Wait, you mean it wasn't a fat guy in his mother's basement?

The Wall St. Journal has this startling scoop this morning. The inquiry is separate from Robert Mueller’s investigation:

The Justice Department has identified more than six members of the Russian government involved in hacking the Democratic National Committee’s computers and swiping sensitive information that became public during the 2016 presidential election, according to people familiar with the investigation.

Prosecutors and agents have assembled evidence to charge the Russian officials and could bring a case next year, these people said. Discussions about the case are in the early stages, they said.

If filed, the case would provide the clearest picture yet of the actors behind the DNC intrusion. U.S. intelligence agencies have attributed the attack to Russian intelligence services, but haven't provided detailed information about how they concluded those services were responsible, or any details about the individuals allegedly involved.

The high-profile hack of the DNC’s computers played a central role in the U.S. intelligence community’s assessment in January that “Russian President Vladimir Putin ordered an influence campaign in 2016 aimed at the U.S. presidential election.” Mr. Putin and the Russian government have denied meddling in the U.S. election.

Thousands of the DNC’s emails and other data, as well as emails from the personal account of John Podesta, who served as campaign chairman to 2016 Democratic presidential nominee Hillary Clinton, were made public by WikiLeaks last year.

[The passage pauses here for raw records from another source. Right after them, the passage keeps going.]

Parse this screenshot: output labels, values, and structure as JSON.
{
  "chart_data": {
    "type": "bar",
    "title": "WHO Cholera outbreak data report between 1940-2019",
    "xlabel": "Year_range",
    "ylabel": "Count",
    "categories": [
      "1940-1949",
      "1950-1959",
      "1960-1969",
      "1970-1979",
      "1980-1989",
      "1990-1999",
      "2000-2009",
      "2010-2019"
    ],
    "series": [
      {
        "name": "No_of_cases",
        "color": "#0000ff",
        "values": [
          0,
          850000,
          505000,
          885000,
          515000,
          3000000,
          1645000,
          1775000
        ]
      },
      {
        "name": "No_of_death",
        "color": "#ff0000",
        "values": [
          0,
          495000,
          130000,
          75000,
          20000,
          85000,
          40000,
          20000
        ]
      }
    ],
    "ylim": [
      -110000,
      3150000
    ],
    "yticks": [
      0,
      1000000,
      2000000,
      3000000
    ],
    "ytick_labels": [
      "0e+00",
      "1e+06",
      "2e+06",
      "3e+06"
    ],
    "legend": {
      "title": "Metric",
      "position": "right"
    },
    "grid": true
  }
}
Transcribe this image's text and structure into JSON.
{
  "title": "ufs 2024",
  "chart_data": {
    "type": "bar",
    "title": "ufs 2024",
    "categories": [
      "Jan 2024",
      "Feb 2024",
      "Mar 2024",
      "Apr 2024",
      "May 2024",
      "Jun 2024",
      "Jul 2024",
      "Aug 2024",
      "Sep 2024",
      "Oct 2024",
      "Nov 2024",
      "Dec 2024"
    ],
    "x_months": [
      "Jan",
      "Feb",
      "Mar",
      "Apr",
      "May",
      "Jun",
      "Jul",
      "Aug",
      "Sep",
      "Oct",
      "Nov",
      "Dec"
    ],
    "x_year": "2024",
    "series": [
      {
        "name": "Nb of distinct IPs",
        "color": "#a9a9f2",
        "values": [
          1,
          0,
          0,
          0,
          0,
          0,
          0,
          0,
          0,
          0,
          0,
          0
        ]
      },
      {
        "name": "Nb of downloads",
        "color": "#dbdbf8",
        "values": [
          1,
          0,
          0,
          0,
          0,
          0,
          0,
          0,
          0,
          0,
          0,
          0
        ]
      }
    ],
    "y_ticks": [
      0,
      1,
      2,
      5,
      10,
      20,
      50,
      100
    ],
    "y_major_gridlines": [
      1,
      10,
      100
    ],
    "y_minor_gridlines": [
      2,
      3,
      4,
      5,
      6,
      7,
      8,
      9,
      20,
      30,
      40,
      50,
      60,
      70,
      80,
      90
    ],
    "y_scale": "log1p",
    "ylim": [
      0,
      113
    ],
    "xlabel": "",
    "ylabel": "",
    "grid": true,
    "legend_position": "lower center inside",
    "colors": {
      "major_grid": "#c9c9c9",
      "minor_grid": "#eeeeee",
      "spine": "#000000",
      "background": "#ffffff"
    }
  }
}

The pinpointing of particular Russian military and intelligence hackers highlights the exhaustive nature of the government’s probe. It also suggests the eagerness of some federal prosecutors and Federal Bureau of Investigation agents to file charges against those responsible, even if the result is naming the alleged perpetrators publicly and making it difficult for them to travel, rather than incarcerating them. Arresting Russian operatives is highly unlikely, people familiar with the probe said.